Atkins, who is heading to a second Pro Bowl in his three years in the league, is signed through 2013, but look for the Bengals to offer him an extension this offseason to keep in him in stripes longer. It’s going to take a lot of money to lock up one of the best defensive tackles in the league, which of course will have ramifications when it comes to chosing which free agents to re-sign.
“Hopefully we’ll get them all back,” defensive coordinator Mike Zimmer said. “The good thing about these guys, and the ones that are not free, I’ve really become fond of all of them. They understand how we do things. They understand the team concept that we play with. They understand what’s expected of them.”
The biggest decision on the offensive side of the ball will be whether to re-sign right tackle Andre Smith, who is coming off his best season as a pro.
“There’s going to be more than one team in the league that’s going to offer him premiere right tackle money,” Lapham said. “They have to decide if they want to match that kind of an offer or spend it elsewhere. Can they play Andre and still play the other guys they want to pay and extend Geno and all the other things they’d like to get done?”
Another big question on offense involves Bernard Scott. The Bengals were counting on him to be the speed complement to BenJarvus Green-Ellis’ power this season, but a wrist injury shelved him early and a knee injury ended his season in October.
With three picks in the first 55 (21, 37 and 55) of the NFL Draft thanks to the Carson Palmer trade, the team could opt to part ways with Scott and go after a dynamic, breakaway runner who can provide the home-run threat the offense has been missing.
“To me the Christmas-type draft would be a safety in the 20s, a running back in the 30s and then after that when you get to the 55 spot, it could be a linebacker, it could be an offensive tackle, it could be a lot of things,” Lapham said. “That Carson Palmer trade is going to be the gift that keeps on giving. If Dre (Kirkpatrick) pans out like they hope, then you get a quality running back to boot that’s going to be around for however many years and be a big factor for you, boy, that would be a heck of a deal for Carson.”
In addition to filling holes on the roster, the Bengals could be forced to do the same with the coaching staff. Zimmer interviewed for the head coach opening in Cleveland, while offensive coordinator Jay Gruden has interviewed for the opening in Arizona and is scheduled to meet with Philadelphia on Monday. There also are reports San Diego wants to talk to him.

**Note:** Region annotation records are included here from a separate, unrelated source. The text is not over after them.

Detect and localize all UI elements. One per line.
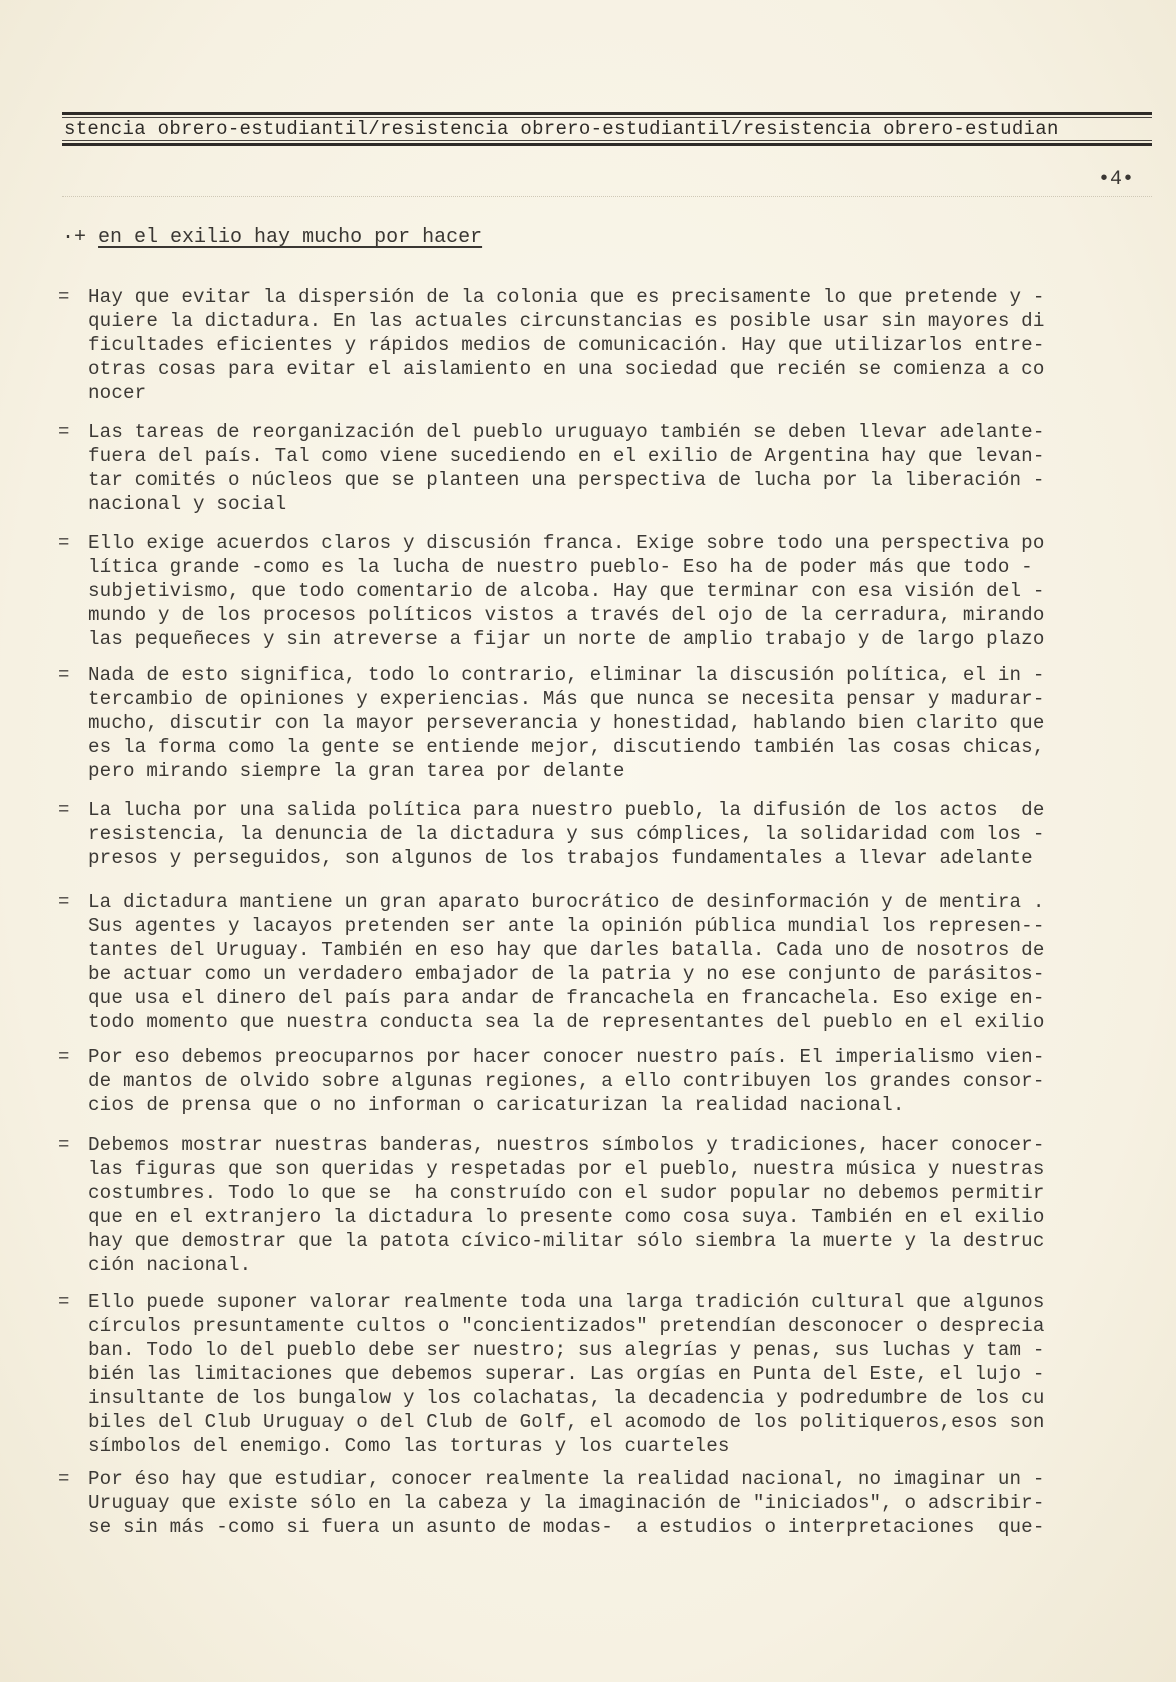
text-line: be actuar como un verdadero embajador de…	[88, 962, 1044, 986]
text-line: las pequeñeces y sin atreverse a fijar u…	[88, 627, 1044, 651]
section-title: ·+ en el exilio hay mucho por hacer	[62, 226, 482, 249]
text-line: lítica grande -como es la lucha de nuest…	[88, 555, 1033, 579]
text-line: mucho, discutir con la mayor perseveranc…	[88, 711, 1044, 735]
page-number: •4•	[1098, 168, 1134, 191]
text-line: insultante de los bungalow y los colacha…	[88, 1386, 1044, 1410]
text-line: de mantos de olvido sobre algunas region…	[88, 1069, 1044, 1093]
text-line: círculos presuntamente cultos o "concien…	[88, 1314, 1044, 1338]
document-page: stencia obrero-estudiantil/resistencia o…	[0, 0, 1176, 1682]
text-line: cios de prensa que o no informan o caric…	[88, 1093, 905, 1117]
text-line: nacional y social	[88, 492, 286, 516]
text-line: Hay que evitar la dispersión de la colon…	[88, 285, 1044, 309]
text-line: subjetivismo, que todo comentario de alc…	[88, 579, 1044, 603]
text-line: Sus agentes y lacayos pretenden ser ante…	[88, 914, 1044, 938]
text-line: hay que demostrar que la patota cívico-m…	[88, 1229, 1044, 1253]
text-line: las figuras que son queridas y respetada…	[88, 1157, 1044, 1181]
text-line: resistencia, la denuncia de la dictadura…	[88, 822, 1044, 846]
bullet-marker: =	[58, 663, 69, 687]
text-line: pero mirando siempre la gran tarea por d…	[88, 759, 625, 783]
text-line: bién las limitaciones que debemos supera…	[88, 1362, 1044, 1386]
text-line: biles del Club Uruguay o del Club de Gol…	[88, 1410, 1044, 1434]
text-line: Por eso debemos preocuparnos por hacer c…	[88, 1045, 1044, 1069]
text-line: costumbres. Todo lo que se ha construído…	[88, 1181, 1044, 1205]
text-line: todo momento que nuestra conducta sea la…	[88, 1010, 1044, 1034]
text-line: tercambio de opiniones y experiencias. M…	[88, 687, 1044, 711]
text-line: quiere la dictadura. En las actuales cir…	[88, 309, 1044, 333]
text-line: La lucha por una salida política para nu…	[88, 798, 1044, 822]
text-line: nocer	[88, 381, 146, 405]
text-line: símbolos del enemigo. Como las torturas …	[88, 1434, 730, 1458]
text-line: Por éso hay que estudiar, conocer realme…	[88, 1467, 1044, 1491]
text-line: Ello exige acuerdos claros y discusión f…	[88, 531, 1044, 555]
text-line: se sin más -como si fuera un asunto de m…	[88, 1515, 1044, 1539]
bullet-marker: =	[58, 1133, 69, 1157]
bullet-marker: =	[58, 1290, 69, 1314]
section-marker: ·+	[62, 226, 86, 249]
text-line: Ello puede suponer valorar realmente tod…	[88, 1290, 1044, 1314]
text-line: ción nacional.	[88, 1253, 251, 1277]
bullet-marker: =	[58, 1045, 69, 1069]
bullet-marker: =	[58, 420, 69, 444]
bullet-marker: =	[58, 285, 69, 309]
text-line: Nada de esto significa, todo lo contrari…	[88, 663, 1044, 687]
text-line: fuera del país. Tal como viene sucediend…	[88, 444, 1044, 468]
text-line: La dictadura mantiene un gran aparato bu…	[88, 890, 1044, 914]
text-line: Uruguay que existe sólo en la cabeza y l…	[88, 1491, 1044, 1515]
text-line: que usa el dinero del país para andar de…	[88, 986, 1044, 1010]
text-line: tantes del Uruguay. También en eso hay q…	[88, 938, 1044, 962]
bullet-marker: =	[58, 1467, 69, 1491]
section-title-text: en el exilio hay mucho por hacer	[98, 226, 482, 249]
text-line: que en el extranjero la dictadura lo pre…	[88, 1205, 1044, 1229]
bullet-marker: =	[58, 531, 69, 555]
header-banner: stencia obrero-estudiantil/resistencia o…	[62, 112, 1152, 146]
faint-rule	[62, 196, 1152, 197]
text-line: ban. Todo lo del pueblo debe ser nuestro…	[88, 1338, 1044, 1362]
text-line: ficultades eficientes y rápidos medios d…	[88, 333, 1044, 357]
text-line: presos y perseguidos, son algunos de los…	[88, 846, 1033, 870]
bullet-marker: =	[58, 798, 69, 822]
text-line: tar comités o núcleos que se planteen un…	[88, 468, 1044, 492]
text-line: otras cosas para evitar el aislamiento e…	[88, 357, 1044, 381]
banner-text: stencia obrero-estudiantil/resistencia o…	[64, 118, 1059, 140]
text-line: Las tareas de reorganización del pueblo …	[88, 420, 1044, 444]
bullet-marker: =	[58, 890, 69, 914]
text-line: mundo y de los procesos políticos vistos…	[88, 603, 1044, 627]
text-line: Debemos mostrar nuestras banderas, nuest…	[88, 1133, 1044, 1157]
text-line: es la forma como la gente se entiende me…	[88, 735, 1044, 759]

“If guys have opportunities to be head coaches, I’m going to be as supportive as I can,” Lewis said. “I’m happy for them. Hopefully the next people to move into those jobs, if they’re successful enough to move on, will have those same opportunities.
“What’s important for me is that I have to worry about the state of the organization and football team after that point,” he continued. “But I’m going to do everything I can to be as supportive as I can if they have opportunity, and if that’s something they choose to do. That’s the second part of it – sometimes you just don’t choose to do it. I’ve been in that situation myself, where the grass isn’t necessarily always greener.”
Assistant coach Hue Jackson, who has offensive coordinator and head coach experience, would seem to be the natural fit to replace Gruden if he leaves. But Jackson is reportedly being targeted for the offensive coordinator job in Carolina.
It all has the makings for an active offseason, even though the core of the team is solidly in place. As groundbreaking as it has been to make the playoffs two years in a row and three of the last four, the Bengals cannot afford to keep losing in the first round if they want to keep a jaded fan base interested and supportive.
“We’ve got great fans, and they’ve seen a lot of good things over the last two seasons,” Lewis said. “And it will continue to get better and better, I believe. But as I told the guys today, we don’t get to start again where we left off. We’ve got to do incredible work and get after it. We’ve laid some good pillars, some beams down, some foundations and spikes, and that’s a good thing. We’ll continue to enhance the football team. We’ll continue to get better.”